Fig. 3.

TDA of CD8⁺, FoxP3⁺, and CD68⁺ cell spatial patterning in 1.5 mm $\times$ 1.5 mm tumor regions. (A) A region of a head and neck tumor IHC slide stained to show CD8⁺ T cells. (Scale bar 500 $\mathrm{\mu }$m.) 1.5 mm $\times$ 1.5 mm regions of interest are highlighted. In this tumor, sufficient tissue was present to sample 67 regions stained for CD8⁺ T cells, 74 regions stained for FoxP3⁺ T cells, and 74 regions stained for CD68⁺ macrophages. For each region of interest we extract a point cloud of immune cell locations. We plot example point clouds and their associated first multiparameter MPH landscape, $\lambda \left(1,\overrightarrow{x}\right)$, for the radius-codensity filtration. (B) We compute the MPH landscapes for the radius-codensity filtrations associated to each sample.
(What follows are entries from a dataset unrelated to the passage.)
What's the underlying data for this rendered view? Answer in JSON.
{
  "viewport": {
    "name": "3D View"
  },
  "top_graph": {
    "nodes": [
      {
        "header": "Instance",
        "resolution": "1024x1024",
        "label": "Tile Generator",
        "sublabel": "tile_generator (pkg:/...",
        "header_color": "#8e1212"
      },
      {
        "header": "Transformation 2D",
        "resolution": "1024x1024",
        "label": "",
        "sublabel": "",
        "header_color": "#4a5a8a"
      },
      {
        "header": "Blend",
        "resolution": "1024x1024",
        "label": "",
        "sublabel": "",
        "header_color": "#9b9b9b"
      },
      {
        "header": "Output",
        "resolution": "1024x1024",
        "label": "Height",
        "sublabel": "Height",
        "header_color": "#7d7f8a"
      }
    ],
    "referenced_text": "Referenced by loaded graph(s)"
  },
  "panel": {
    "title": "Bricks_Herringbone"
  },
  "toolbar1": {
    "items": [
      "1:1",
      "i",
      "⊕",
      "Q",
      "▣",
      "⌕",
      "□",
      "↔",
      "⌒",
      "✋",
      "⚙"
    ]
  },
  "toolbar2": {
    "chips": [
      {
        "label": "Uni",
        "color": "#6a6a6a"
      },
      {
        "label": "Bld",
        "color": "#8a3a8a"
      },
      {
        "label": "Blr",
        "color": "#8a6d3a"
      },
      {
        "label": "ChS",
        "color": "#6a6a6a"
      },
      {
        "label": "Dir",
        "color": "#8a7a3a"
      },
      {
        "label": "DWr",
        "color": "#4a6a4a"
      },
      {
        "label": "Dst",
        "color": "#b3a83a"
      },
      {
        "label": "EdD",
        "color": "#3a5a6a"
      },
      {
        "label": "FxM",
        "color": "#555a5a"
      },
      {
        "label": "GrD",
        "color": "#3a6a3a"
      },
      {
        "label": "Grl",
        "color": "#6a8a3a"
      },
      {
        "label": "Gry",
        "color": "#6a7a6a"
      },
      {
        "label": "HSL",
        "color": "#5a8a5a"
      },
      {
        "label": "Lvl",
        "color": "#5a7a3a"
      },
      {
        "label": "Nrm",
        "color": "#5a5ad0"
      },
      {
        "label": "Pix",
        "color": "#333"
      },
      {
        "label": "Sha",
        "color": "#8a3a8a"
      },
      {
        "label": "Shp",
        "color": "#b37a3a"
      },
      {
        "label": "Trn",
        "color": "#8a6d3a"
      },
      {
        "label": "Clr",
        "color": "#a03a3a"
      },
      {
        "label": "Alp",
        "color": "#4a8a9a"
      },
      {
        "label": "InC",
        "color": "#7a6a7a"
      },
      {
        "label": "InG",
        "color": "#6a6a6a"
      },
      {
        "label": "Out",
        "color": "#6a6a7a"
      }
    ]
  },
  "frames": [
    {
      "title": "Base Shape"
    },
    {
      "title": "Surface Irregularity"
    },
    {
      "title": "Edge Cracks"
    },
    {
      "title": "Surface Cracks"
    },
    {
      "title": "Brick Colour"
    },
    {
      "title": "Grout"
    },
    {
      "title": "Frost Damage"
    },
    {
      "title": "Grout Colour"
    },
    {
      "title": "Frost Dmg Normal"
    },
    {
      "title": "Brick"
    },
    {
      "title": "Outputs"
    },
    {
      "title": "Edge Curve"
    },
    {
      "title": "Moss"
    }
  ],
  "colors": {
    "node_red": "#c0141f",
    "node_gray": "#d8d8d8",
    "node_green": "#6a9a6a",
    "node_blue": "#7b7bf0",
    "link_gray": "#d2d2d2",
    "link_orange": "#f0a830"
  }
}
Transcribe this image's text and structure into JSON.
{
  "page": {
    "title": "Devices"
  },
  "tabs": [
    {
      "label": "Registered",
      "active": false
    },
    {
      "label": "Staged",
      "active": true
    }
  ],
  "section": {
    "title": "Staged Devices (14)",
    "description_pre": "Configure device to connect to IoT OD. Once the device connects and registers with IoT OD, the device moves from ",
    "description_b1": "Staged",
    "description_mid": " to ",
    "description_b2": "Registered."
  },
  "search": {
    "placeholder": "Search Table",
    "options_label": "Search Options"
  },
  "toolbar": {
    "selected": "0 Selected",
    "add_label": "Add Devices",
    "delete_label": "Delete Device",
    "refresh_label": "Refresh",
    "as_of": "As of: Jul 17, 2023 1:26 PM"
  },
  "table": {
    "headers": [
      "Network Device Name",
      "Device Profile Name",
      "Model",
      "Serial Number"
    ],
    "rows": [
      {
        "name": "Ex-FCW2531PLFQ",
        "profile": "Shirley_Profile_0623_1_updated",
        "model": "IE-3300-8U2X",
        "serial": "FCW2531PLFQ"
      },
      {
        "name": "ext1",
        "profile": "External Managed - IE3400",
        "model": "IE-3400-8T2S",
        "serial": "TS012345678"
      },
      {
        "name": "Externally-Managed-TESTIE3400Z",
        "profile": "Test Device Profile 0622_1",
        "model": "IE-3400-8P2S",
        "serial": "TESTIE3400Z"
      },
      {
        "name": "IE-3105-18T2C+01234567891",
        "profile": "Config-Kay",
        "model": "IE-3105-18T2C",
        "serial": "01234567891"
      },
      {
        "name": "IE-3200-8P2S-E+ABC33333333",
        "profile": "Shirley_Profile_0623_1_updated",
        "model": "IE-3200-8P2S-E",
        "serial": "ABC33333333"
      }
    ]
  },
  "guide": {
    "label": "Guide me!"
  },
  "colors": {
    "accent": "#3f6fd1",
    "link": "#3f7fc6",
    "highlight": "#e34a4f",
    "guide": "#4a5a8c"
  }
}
Treating the persistence landscapes as feature vectors we apply PCA to identify the principal difference between the landscapes of the CD8⁺, FoxP3⁺, and CD68⁺ samples. The first and second principal components are plotted on the PCA plot axes. We observe that the T cell samples support loops at large radius parameter values. We use LDA as another dimension reduction technique to visualize the distribution of the landscape vectors and see that the landscape vectors of the three immune cell types can be well separated with a linear classifier. (C) We indicate the prevalence of loops for different radius parameters. We sum the average MPH landscapes along the codensity parameter, $\int \lambda \left(1,\overrightarrow{x}\right)d{x}_{\text{codensity}}$, to produce radius profile curves for each immune cell type. Again this indicates that the T cell samples support loops with larger radius parameter than the macrophages. We convert the collections of MPH landscapes to real values which detect loops of large radius parameter, by integrating the landscapes over the parameter values with $y_{\text{radius}}\ge 240\mathrm{\mu }m$: $\int \lambda \left(1,\overrightarrow{x}\right){\mathbf{1}}_{\text{Radius}\ge 240\mathrm{\mu }m}d{x}_{\text{codensity}}$.